I fell for fogeyism partially out of sheer desperation with neoliberalism, and partially out of the natural aftereffects of my condition - the desire for certainty and rules and norms, embraced and required all the more precisely because people on the spectrum can never fit in with them, and mostly spent their lives undiagnosed and locked in homes for the "subnormal" in the world where they did apply. The condition brings on a desire to romanticise whatever you don't personally know and never personally experienced, all the more so because you know you could never be part of it; the more naturally isolated you are, the more you will fantasise how life would be if you were a natural conformist. It's the cultural politics of unrequited love, or of being unable to love at all in the standard human sense. It's why I can recall the weather and even what I was eating when I heard, at the age of 13, that Donald Swann had died, and why - after I'd turned 14 - I was reduced to tears by the music from The First of the Few. It's also why I fell in love with The Owl's Map and We Are All Pan's People (not that the Ghost Box aesthetic represents a strict and straightforward delineation of the actual past - it would have been almost unthinkable in your actual Butskellite era for anyone to be both ruralist and in favour of modernist architecture - but the point still holds). It's why I genuinely felt sympathy, for a while, for the nativist interpretation of socialism, the Daily Mail with its support for global capitalism removed - it chimed with my romantic streak, my feeling for a few lost years that all modern culture was worthless, that the only way to go was back. And in all its forms, it's invariably a mistake I regret sooner rather than later.
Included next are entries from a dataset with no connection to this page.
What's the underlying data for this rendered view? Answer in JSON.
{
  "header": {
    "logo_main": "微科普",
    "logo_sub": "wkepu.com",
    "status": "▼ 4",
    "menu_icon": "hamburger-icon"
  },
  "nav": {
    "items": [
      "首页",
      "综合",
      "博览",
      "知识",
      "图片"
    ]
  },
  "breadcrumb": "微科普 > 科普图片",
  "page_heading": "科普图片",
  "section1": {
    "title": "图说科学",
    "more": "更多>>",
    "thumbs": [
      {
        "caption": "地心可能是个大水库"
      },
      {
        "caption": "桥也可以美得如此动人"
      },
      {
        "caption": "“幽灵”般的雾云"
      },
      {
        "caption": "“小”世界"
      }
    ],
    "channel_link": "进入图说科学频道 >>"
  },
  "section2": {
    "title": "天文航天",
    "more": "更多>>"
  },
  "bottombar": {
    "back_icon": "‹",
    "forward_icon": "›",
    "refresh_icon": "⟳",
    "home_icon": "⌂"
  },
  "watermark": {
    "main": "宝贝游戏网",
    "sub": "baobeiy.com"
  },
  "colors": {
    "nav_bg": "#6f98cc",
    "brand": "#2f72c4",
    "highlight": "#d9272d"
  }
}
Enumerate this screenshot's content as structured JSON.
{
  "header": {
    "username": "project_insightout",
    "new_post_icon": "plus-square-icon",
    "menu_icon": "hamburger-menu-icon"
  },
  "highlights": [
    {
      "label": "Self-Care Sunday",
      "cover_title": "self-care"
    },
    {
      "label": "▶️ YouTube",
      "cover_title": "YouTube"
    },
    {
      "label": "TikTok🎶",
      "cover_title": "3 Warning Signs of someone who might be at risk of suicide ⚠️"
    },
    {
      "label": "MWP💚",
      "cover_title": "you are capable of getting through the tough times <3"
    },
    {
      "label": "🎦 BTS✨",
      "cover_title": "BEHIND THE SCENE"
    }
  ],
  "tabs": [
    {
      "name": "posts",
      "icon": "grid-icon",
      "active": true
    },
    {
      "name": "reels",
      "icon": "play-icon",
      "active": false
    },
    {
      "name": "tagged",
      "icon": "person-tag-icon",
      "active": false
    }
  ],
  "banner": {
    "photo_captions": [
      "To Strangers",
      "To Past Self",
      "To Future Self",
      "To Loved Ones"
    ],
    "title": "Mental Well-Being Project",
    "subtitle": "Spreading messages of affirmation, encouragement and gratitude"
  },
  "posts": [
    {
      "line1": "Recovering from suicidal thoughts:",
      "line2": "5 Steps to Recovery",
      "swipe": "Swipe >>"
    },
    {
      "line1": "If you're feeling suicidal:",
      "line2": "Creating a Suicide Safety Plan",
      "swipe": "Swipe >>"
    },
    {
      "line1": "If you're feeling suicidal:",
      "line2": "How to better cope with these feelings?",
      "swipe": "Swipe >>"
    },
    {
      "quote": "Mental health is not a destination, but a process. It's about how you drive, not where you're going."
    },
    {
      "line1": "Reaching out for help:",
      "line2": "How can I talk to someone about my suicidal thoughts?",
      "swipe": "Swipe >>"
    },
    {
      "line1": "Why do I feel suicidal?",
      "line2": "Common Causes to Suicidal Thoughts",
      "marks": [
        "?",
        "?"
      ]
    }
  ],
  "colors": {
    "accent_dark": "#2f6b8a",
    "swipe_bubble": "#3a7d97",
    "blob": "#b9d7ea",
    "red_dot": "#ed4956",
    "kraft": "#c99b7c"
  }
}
For time and context have changed and, if anything, I've become more radical (in the genuine sense of that term, not simply the smash-the-market-but-only-to-restore-what-once-was Lindsay sense) as my fourth decade on earth has begun. Welcome to Godalming wasn't even on the And Then There Were Three level, it was on a Camel or Barclay James Harvest level of inconsequentiality, and the Aphex Twin's "Goon Gumpas" got that schools interval sound back in the '90s far better without even trying than anyone who's ever tried to make a cultural point of it, back when it was still the day before yesterday and wasn't a hopeless dream of a cul de sac, long past crying for. I almost invented this stuff, and now I don't want to talk or think about it.
The thing is that I wouldn't keep going back to Clark/Lindsay, usually despite myself and against my own will, if part of me didn't wonder - thinking, for example, of Reynolds' description of Sarah Palin as the ultimate rock'n'roll politician - whether they may be, at least in part, correct, whether the logical conclusion of the conflict between most of what I love in terms of mass culture and most of what I believe politically is this impasse. But this denies the complexity of human life, human experiences and human responses to both culture and politics; it is possible, in the minds of most people if not in the strictly-defined autistic mind, to disconnect forms of mass entertainment from their theoretical destructive effects on tradition (odious as it is, the widespread English tendency to say, effectively, "send the foreigners home" while knowing no culture beyond that effectively owned by Murdoch is an example of this), and the neoconservative mistake of assuming that simply because Iraqis wore jeans, they would automatically support the US military uncritically, is - like almost everything else about neoconservatism - merely an inversion of the worst aspects of Marxism, and specifically of the Marxist supposition that public taste for music rooted in socialism and radicalism would equate to actual active belief in those ideologies.
In many ways, Philip Cross's suspicion that Lindsay may have the same condition that he and I both have seems the most credible response; Lindsay's politics are born of the same streak which may sometimes lead me to suggest that if you are going to oppose Tesco in a place like this then you must also oppose Cee-Lo on local radio, or that the campaign to retain public libraries in a place like this is meaningless and pointless because they may stock the odd book by Katie Price, and if you had to define my condition in two rhetorical arguments which fall down when exposed to the nature of humanity itself, those would be the ones. Lindsay's greatest achievement may, in fact, be to make the market - and the assumptions and norms of the modern world generally - seem, by comparison, far more progressive than they can really ever be.